Entertainment

/

ArcaMax

Television Q&A: Will 'Slow Horses' go back out in the field?

Rich Heldenfels, Tribune News Service on

Published in Entertainment News

You have questions. I have some answers.

Q: I just finished the most recent, fifth season of “Slow Horses.” Are there any plans to show a Season 6 or is Apple TV going to shelve it?

A: The acclaimed series starring Gary Oldman as irascible spy Jackson Lamb has been renewed for sixth and seventh seasons.

Based on the novels by Mick Herron, the series as whole follows the adventures of a team of failed British agents known, unkindly, as the Slow Horses. According to Apple TV, the sixth season will adapt the books “Joe Country” and “Slough House,” and finds the team “in a fatally high-stakes game of retaliation and revenge.” The seventh season is based on Herron’s book “Bad Actors” with Lamb and the Slow Horses “on the hunt to find and neutralize a mole at the heart of British Government before they can bring down the state.”

Q: I believe it was the early 2000s when there were two sci-fi miniseries on competing networks. One was “Threshold.” The second title escapes my faltering memory; it concerned an invasion of extraterrestrial beings that lived in the water. We have been searching for these with no luck.

A: “Threshold,” an alien invasion series with an ensemble cast including Carla Gugino, Brent Spiner and Peter Dinklage, premiered on CBS in September 2005; ratings were poor and it was pulled off the air nine episodes later. The other series you recall was “Invasion,” which premiered on ABC five days after “Threshold’s” premiere, and lasted until May 2006. Its cast included Eddie Cibrian, William Fichtner and Kari Matchett. Both series have been released on DVD. “Invasion” is also streaming, including on Tubi, and “Threshold” is on YouTube.

Q: I watch a lot of HGTV and the Food Network "on demand" and when streaming those shows there are so many commercials for other shows (“Seeking Sister Wife,” “90 Day Fiancé” and “90 Day Fiancé: The Other Way”) that I have grown really sick of seeing them. Those ads for other shows don't seem appropriate for HGTV but they are shown over and over ad nauseam.

Why can't HGTV and the Food Network get more appropriate sponsors?

 

A: That’s not a case of sponsorship; it’s about corporate cross-promotion. The shows you mentioned are on TLC, which is part of the same company as HGTV and Food Network (and OWN, Animal Planet, TBS and more). While you find the ads inappropriate, the company hopes that other HGTV and Food viewers will be intrigued enough to try the other channel’s fare.

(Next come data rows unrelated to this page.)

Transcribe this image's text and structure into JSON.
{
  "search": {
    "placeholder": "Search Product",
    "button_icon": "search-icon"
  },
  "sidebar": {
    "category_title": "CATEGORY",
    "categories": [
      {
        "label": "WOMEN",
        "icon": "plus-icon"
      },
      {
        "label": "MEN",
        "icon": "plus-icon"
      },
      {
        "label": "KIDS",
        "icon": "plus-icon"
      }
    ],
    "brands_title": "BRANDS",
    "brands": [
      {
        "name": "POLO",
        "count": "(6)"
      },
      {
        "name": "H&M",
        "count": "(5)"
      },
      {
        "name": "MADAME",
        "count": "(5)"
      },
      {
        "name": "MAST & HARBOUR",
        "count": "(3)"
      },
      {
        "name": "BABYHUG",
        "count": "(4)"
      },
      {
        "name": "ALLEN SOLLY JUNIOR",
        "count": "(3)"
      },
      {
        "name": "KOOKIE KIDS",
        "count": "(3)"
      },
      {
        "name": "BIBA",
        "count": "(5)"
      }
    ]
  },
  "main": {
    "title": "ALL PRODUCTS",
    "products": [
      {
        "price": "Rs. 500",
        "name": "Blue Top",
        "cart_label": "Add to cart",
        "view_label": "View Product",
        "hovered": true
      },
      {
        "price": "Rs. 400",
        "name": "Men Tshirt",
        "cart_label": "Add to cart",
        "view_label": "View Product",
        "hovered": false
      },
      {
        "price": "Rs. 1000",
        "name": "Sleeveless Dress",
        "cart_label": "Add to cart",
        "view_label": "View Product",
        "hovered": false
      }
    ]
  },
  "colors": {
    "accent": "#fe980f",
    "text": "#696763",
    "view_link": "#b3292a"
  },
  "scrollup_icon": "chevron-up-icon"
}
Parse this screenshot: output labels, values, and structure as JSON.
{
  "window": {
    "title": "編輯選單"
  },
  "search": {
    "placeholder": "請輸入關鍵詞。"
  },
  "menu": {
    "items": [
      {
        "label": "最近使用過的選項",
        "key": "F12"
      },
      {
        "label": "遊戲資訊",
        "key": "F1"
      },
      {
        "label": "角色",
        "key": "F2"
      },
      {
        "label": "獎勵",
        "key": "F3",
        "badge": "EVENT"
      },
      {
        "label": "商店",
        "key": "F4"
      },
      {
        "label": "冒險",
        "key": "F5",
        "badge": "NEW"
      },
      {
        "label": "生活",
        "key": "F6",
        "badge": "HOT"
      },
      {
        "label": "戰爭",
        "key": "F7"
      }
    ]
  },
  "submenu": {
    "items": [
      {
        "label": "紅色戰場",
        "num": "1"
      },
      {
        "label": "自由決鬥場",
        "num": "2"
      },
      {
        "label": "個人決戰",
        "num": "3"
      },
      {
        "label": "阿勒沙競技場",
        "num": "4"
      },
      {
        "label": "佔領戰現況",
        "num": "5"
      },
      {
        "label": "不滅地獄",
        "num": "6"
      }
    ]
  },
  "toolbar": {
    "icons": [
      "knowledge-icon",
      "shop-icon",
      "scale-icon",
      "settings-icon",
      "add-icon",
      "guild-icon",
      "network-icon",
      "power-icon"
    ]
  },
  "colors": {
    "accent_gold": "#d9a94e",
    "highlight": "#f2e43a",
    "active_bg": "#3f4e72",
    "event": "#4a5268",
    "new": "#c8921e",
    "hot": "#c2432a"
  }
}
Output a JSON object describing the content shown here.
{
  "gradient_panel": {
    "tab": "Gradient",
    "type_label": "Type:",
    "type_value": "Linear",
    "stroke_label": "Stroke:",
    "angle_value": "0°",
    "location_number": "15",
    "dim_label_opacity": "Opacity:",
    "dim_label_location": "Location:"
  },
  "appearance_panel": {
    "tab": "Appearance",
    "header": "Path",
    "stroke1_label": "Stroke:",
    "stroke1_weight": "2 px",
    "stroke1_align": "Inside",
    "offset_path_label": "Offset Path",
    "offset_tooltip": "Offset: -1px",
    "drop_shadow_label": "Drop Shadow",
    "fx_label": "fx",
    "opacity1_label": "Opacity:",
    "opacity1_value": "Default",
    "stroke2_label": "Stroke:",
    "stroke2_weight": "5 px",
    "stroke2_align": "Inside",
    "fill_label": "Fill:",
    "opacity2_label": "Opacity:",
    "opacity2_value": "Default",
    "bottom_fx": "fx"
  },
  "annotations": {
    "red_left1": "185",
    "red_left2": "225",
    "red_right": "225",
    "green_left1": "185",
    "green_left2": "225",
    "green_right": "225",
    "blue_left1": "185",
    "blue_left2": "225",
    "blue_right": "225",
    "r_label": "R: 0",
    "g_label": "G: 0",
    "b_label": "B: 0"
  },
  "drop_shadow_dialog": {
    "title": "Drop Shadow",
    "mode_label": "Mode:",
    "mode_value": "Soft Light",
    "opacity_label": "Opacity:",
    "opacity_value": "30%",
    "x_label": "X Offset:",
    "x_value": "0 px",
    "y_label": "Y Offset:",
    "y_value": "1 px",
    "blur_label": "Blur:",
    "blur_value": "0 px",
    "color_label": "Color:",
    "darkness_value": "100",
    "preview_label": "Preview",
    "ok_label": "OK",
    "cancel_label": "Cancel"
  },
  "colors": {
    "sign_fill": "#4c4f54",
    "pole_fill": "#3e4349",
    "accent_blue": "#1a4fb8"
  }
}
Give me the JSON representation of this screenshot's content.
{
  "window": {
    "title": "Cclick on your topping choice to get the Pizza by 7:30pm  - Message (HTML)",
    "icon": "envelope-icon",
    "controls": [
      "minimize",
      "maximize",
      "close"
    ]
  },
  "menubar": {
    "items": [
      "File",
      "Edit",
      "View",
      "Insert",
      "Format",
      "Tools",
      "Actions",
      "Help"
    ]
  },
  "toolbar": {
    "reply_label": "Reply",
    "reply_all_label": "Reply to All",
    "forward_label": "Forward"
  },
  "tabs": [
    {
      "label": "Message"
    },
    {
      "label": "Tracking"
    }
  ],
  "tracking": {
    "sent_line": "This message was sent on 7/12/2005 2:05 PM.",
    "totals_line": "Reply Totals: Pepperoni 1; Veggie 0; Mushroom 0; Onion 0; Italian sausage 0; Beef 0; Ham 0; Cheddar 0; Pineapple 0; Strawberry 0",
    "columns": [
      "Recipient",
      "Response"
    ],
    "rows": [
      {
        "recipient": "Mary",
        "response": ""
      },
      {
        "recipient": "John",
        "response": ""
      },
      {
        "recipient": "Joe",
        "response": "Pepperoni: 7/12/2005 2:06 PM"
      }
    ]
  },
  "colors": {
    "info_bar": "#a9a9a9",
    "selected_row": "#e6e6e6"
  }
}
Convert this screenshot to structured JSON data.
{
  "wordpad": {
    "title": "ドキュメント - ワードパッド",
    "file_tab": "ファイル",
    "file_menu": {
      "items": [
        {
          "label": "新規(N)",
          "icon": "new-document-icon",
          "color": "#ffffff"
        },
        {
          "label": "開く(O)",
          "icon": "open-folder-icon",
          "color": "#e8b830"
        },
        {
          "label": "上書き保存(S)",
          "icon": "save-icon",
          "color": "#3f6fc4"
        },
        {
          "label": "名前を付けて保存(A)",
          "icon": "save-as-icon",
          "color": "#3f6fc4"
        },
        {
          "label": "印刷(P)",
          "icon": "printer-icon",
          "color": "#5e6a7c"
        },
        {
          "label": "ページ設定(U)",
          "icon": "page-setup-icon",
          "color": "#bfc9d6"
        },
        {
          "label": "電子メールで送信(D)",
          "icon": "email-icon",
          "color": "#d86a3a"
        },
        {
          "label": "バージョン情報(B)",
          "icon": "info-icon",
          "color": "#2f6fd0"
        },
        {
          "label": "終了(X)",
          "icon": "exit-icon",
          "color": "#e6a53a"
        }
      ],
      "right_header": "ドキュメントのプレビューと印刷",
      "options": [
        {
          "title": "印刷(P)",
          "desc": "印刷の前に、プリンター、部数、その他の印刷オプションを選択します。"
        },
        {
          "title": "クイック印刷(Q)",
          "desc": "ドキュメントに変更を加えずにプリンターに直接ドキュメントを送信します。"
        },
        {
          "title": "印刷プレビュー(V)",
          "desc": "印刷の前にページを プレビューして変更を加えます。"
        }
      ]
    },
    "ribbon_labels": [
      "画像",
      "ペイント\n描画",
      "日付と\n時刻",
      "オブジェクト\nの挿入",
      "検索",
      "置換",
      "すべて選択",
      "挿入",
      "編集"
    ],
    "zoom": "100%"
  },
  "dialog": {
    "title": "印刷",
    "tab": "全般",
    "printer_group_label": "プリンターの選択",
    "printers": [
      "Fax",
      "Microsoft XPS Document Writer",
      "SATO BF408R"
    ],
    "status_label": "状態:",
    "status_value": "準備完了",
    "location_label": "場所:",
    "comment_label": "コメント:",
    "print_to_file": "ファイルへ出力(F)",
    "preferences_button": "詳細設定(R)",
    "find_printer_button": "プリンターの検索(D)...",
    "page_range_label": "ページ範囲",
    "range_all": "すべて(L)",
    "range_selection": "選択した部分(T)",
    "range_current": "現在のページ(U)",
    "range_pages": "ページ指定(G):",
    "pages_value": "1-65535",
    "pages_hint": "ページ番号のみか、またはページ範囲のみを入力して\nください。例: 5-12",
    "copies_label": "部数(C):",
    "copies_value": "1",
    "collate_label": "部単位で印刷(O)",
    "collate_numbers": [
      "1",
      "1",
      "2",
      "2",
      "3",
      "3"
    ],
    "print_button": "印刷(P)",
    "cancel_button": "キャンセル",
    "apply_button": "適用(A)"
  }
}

Q: I am interested in the purchase of three movies on DVD: “The Great White Hope” (1970) with James Earl Jones; “The Harder They Fall” (1956), Humphrey Bogart’s last film appearance, and “Monkey on My Back” (1957), with Cameron Mitchell.

A: Three movies, all with boxing connections! And all three have been released on DVD. I saw them for sale on Amazon.

Q: Why is Tom Llamas’ name pronounced as Tom Yamas? It is spelled Llamas.

A: The “NBC Nightly News” anchor is the son of Cuban immigrants. While pronunciation of a double-L in Spanish can apparently vary by region, one common pronunciation is the Y sound — hence Tom “Yamas.”

———


©2025 Tribune News Service. Distributed by Tribune Content Agency, LLC.